Steel containing a component satisfying 06 and the balance substantially consisting of Fe and unavoidable impurities is hot-worked and allowed to cool naturally to room temperature, and then Ac ₃ transformation point + 10 ° C or more Ac ₃ transformation point +20
It is heated to a temperature of 0 ° C or lower, and is cooled at a rate of 2 ° C / sec or higher from the heating start temperature of 800 ° C to the cooling stop temperature of 600 ° C to 350 ° C, and then to the room temperature by air cooling.
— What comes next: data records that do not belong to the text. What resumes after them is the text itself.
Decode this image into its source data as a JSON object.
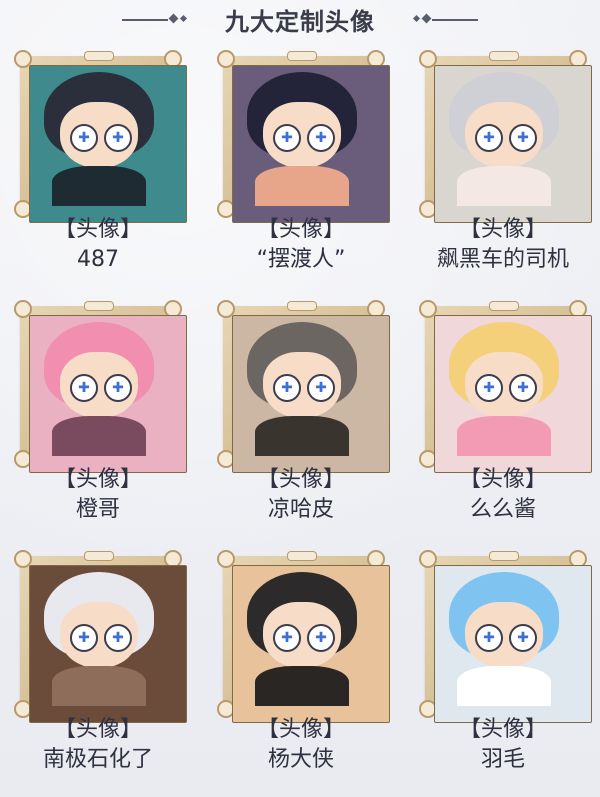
{
  "header": {
    "title": "九大定制头像"
  },
  "avatars": [
    {
      "tag": "【头像】",
      "name": "487",
      "colors": {
        "bg": "#3e8a8c",
        "hair": "#2b2f3c",
        "body": "#1e2b33"
      }
    },
    {
      "tag": "【头像】",
      "name": "“摆渡人”",
      "colors": {
        "bg": "#6a5d7c",
        "hair": "#23233a",
        "body": "#e7a58a"
      }
    },
    {
      "tag": "【头像】",
      "name": "飙黑车的司机",
      "colors": {
        "bg": "#d9d5cf",
        "hair": "#cfcfd6",
        "body": "#f3e8e3"
      }
    },
    {
      "tag": "【头像】",
      "name": "橙哥",
      "colors": {
        "bg": "#e9b1c2",
        "hair": "#f28fb1",
        "body": "#7a4a5e"
      }
    },
    {
      "tag": "【头像】",
      "name": "凉哈皮",
      "colors": {
        "bg": "#cbb7a3",
        "hair": "#6b6661",
        "body": "#3a342f"
      }
    },
    {
      "tag": "【头像】",
      "name": "么么酱",
      "colors": {
        "bg": "#f0d7d9",
        "hair": "#f4d07a",
        "body": "#f39ab4"
      }
    },
    {
      "tag": "【头像】",
      "name": "南极石化了",
      "colors": {
        "bg": "#6b4b3a",
        "hair": "#e8e9ef",
        "body": "#8e6e5a"
      }
    },
    {
      "tag": "【头像】",
      "name": "杨大侠",
      "colors": {
        "bg": "#e7c29a",
        "hair": "#2c2a2a",
        "body": "#2a2623"
      }
    },
    {
      "tag": "【头像】",
      "name": "羽毛",
      "colors": {
        "bg": "#dfe8ef",
        "hair": "#7fc4f0",
        "body": "#ffffff"
      }
    }
  ]
}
A method for producing a seamless martensitic stainless steel pipe excellent in toughness and stress corrosion cracking resistance, characterized by performing tempering at a temperature not higher than an Ac ₁ transformation point after cooling at the above rate. 2. By weight, C ≦ 0.05%, Si ≦ 0.50%, Mn ≦ 1.0%, P ≦ 0.03%, S ≦ 0.01%, Cr: 11 to 17%, Ni : 1.5 to 5%, Mo: 0.5 to 2%, Al ≦ 0.05%, N: 0.02 to 0.1%, and C + 0.8N> 0.
Steel satisfying No. 06 and containing Cu: 0.5 to 2% and the balance substantially consisting of Fe and unavoidable impurities is hot-worked and naturally cooled to room temperature, and then Ac ₃
2 ° C / sec from the heating start temperature to 800 ° C to the cooling start temperature to the cooling stop temperature of 600 ° C to 350 ° C by heating to a temperature of not less than the transformation point + 10 ° C and not more than Ac ₃ transformation point + 200 ° C.
Excellent toughness and stress corrosion cracking resistance, characterized by cooling at the above rate, then cooling to room temperature at the rate of air cooling or more, and then tempering at a temperature below the Ac ₁ transformation point. Martensitic stainless steel seamless steel pipe manufacturing method.